My guess is that the USMC will be given the latest F18's to replace the early F18 and Harrier that are currently in service. However this leaves the RN with a problem, as the new carriers we are supposed to be ordering, are reliant on the F35B which could leave us with a carrier and no planes. I would hate us to have to buy the Rafael to replace the F35 but it would seem to be the only other option.

Its all a little galling as the UK have contributed £2Bn to the development costs and right now the US Government will not let us have access to all the software that is needed to update of in some cases maintain the F35A for the RAF. 

Has anyone else heard of this or am I totally off the mark which has happened before I will admit.


----------



## FLYBOYJ (Jan 8, 2006)

Let us know where you're hearing this, I know a lot of people who work at Lockheed and they have not heard any of this..


----------



## lesofprimus (Jan 8, 2006)

I have not heard about the cancellation either.... Not good if its true...


----------



## pbfoot (Jan 8, 2006)

the only news i can find is the Aussies are probably gonna halve there order and that PW is gonna be the sole engine supplier terminating competing engine designs from RR and GE


----------



## Glider (Jan 8, 2006)

There is a report in our paper that the Pentagon has put forward budget papers to Congress making the recommendation to cancel the P35B. Apparently Tony Blair has written a number of Letters to President Bush asking for him to reconsider but to no avail. 

The following link carries the story

http://www.telegraph.co.uk/money/ma...2818&view=DISPLAYCONTENT&grid=M3&targetRule=1


----------



## the lancaster kicks ass (Jan 8, 2006)

i'd heard this rumour before, but either way i wouldn't hold out for our two new super carriers, they haven't even been ordered yet.............


----------



## Chris_G (Jan 8, 2006)

I think you will find they have, and they are already behind schedule........
http://news.bbc.co.uk/1/hi/uk_politics/4546742.stm


----------



## the lancaster kicks ass (Jan 8, 2006)

well i was only a few weeks out...............


----------



## Chris_G (Jan 8, 2006)

Nice to see some of the build will at Barrow in Furness, might get some good piccies in the future.


----------



## Glider (Jan 8, 2006)

If they build them and right now that is looking like a big IF


----------



## DerAdlerIstGelandet (Jan 8, 2006)

I have actually heard quite a bit about the DoD talking about it in the Army papers over here, but they have not said that it was going to be cancelled.
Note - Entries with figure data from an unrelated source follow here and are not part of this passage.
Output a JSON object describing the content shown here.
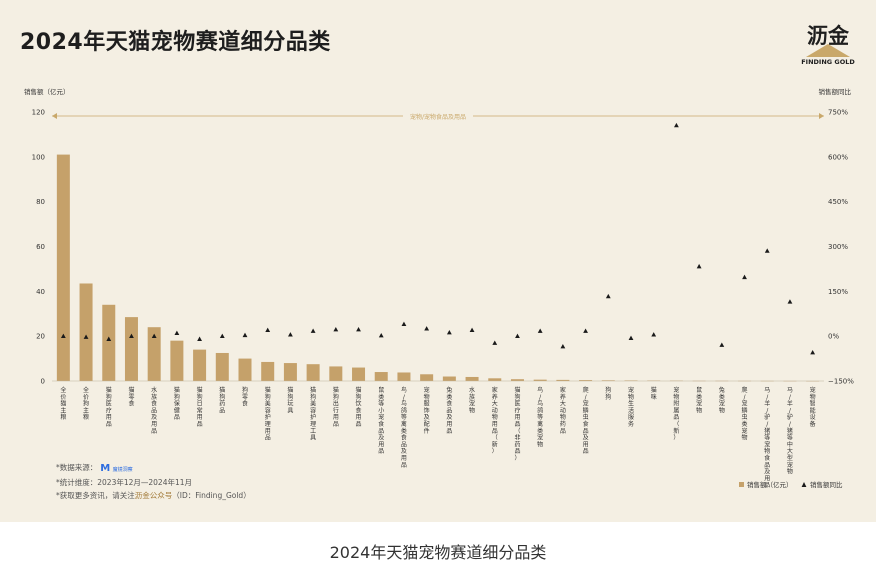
{
  "header": {
    "title": "2024年天猫宠物赛道细分品类",
    "logo_cn": "沥金",
    "logo_en": "FINDING GOLD"
  },
  "caption": "2024年天猫宠物赛道细分品类",
  "notes": {
    "source_label": "*数据来源：",
    "source_logo_text": "魔镜洞察",
    "period": "*统计维度：2023年12月—2024年11月",
    "more_prefix": "*获取更多资讯，请关注",
    "more_highlight": "沥金公众号",
    "more_suffix": "（ID：Finding_Gold）"
  },
  "colors": {
    "bar": "#c5a16a",
    "marker": "#1a1a1a",
    "accent": "#c9a86a",
    "panel": "#f4efe3"
  },
  "chart_data": {
    "type": "bar",
    "left_axis_label": "销售额（亿元）",
    "right_axis_label": "销售额同比",
    "bracket_label": "宠物/宠物食品及用品",
    "left_ticks": [
      "0",
      "20",
      "40",
      "60",
      "80",
      "100",
      "120"
    ],
    "right_ticks": [
      "−150%",
      "0%",
      "150%",
      "300%",
      "450%",
      "600%",
      "750%"
    ],
    "ylim": [
      0,
      120
    ],
    "y2lim": [
      -150,
      750
    ],
    "legend": {
      "bar": "销售额（亿元）",
      "marker": "销售额同比"
    },
    "categories": [
      "全价猫主粮",
      "全价狗主粮",
      "猫狗医疗用品",
      "猫零食",
      "水族食品及用品",
      "猫狗保健品",
      "猫狗日常用品",
      "猫狗药品",
      "狗零食",
      "猫狗美容护理用品",
      "猫狗玩具",
      "猫狗美容护理工具",
      "猫狗出行用品",
      "猫狗饮食用品",
      "鼠类等小宠食品及用品",
      "鸟/鸟鸽等禽类食品及用品",
      "宠物服饰及配件",
      "兔类食品及用品",
      "水族宠物",
      "家养大动物用品（新）",
      "猫狗医疗用品（非药品）",
      "鸟/鸟鸽等禽类宠物",
      "家养大动物药品",
      "爬/宠鳞虫食品及用品",
      "狗狗",
      "宠物生活服务",
      "猫咪",
      "宠物附属品（新）",
      "鼠类宠物",
      "兔类宠物",
      "爬/宠鳞虫类宠物",
      "马/羊/驴/猪等宠物食品及用品",
      "马/羊/驴/猪等中大型宠物",
      "宠物智能设备"
    ],
    "series": [
      {
        "name": "销售额（亿元）",
        "axis": "left",
        "values": [
          101,
          43.5,
          34,
          28.5,
          24,
          18,
          14,
          12.5,
          10,
          8.5,
          8,
          7.5,
          6.5,
          6,
          4,
          3.8,
          3,
          2,
          1.8,
          1.2,
          0.8,
          0.6,
          0.5,
          0.4,
          0.3,
          0.25,
          0.2,
          0.15,
          0.1,
          0.1,
          0.08,
          0.06,
          0.05,
          0.03
        ]
      },
      {
        "name": "销售额同比",
        "axis": "right",
        "values": [
          0,
          -3,
          -10,
          0,
          0,
          10,
          -10,
          0,
          3,
          20,
          5,
          17,
          22,
          22,
          2,
          40,
          25,
          12,
          20,
          -23,
          0,
          17,
          -35,
          17,
          133,
          -7,
          5,
          705,
          233,
          -30,
          197,
          285,
          115,
          -55
        ]
      }
    ]
  }
}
It was just talk about defence spending and what not.

I seriously doubt they will cancel it. There are a lot of contracts out that depend on this one.


----------



## plan_D (Jan 8, 2006)

I hadn't heard of any cut on the F-35 programme. I have heard of U.S defence cuts though, as it's caused a stir in the big contractors in America such as Raytheon and Boeing.


----------



## DerAdlerIstGelandet (Jan 8, 2006)

Yeap, basically what the article were talking about was that certain congressman wanted a cut in the funding ie. less F-35's or to completley cut the program. They argued and argued and I think the compromise was the cutting of the Comanche program.


----------



## FLYBOYJ (Jan 8, 2006)

Glider said:


> There is a report in our paper that the Pentagon has put forward budget papers to Congress making the recommendation to cancel the P35B. Apparently Tony Blair has written a number of Letters to President Bush asking for him to reconsider but to no avail.
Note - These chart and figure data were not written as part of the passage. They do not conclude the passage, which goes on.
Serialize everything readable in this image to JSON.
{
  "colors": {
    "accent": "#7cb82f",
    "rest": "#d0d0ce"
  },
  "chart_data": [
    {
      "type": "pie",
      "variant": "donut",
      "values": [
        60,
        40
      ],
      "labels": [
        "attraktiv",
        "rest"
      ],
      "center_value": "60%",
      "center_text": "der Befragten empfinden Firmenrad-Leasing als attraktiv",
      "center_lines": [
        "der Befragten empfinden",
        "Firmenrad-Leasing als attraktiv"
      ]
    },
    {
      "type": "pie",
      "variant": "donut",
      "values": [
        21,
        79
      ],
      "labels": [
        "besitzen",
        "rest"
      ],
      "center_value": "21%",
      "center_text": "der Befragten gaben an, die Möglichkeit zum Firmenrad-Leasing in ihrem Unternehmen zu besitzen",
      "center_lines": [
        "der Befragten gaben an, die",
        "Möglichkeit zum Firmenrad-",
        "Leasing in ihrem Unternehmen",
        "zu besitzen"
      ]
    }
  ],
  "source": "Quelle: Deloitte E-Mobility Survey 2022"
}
Right now that doesn't mean much and more than likely you'll see move of that before a final production decision is made. Just because someone in the Pentagon made the recommendation to cut the program, it doesn't mean it will happen. There are a lot of congressman and senators promising their constituency jobs based on the F-35 contract. 

My bet is it will be built, its a matter of when and how many...

Let the political battles begin!


----------



## DerAdlerIstGelandet (Jan 8, 2006)

I agree.


----------



## Glider (Jan 9, 2006)

I do hope your right. I think the last French plane we bought was a Spad VII


----------



## LTARaptr (Feb 10, 2006)

Hell everyones makin' cut-backs, ford alone is terminating 30,000 jobs and the other auto makers are down-sizing also  . And a good few of them are just about to qualify for pension and other great things they were promised when they went to work in these companies .....and that's f'in wrong. Oh that's right it's the American way and that's even worse  .


----------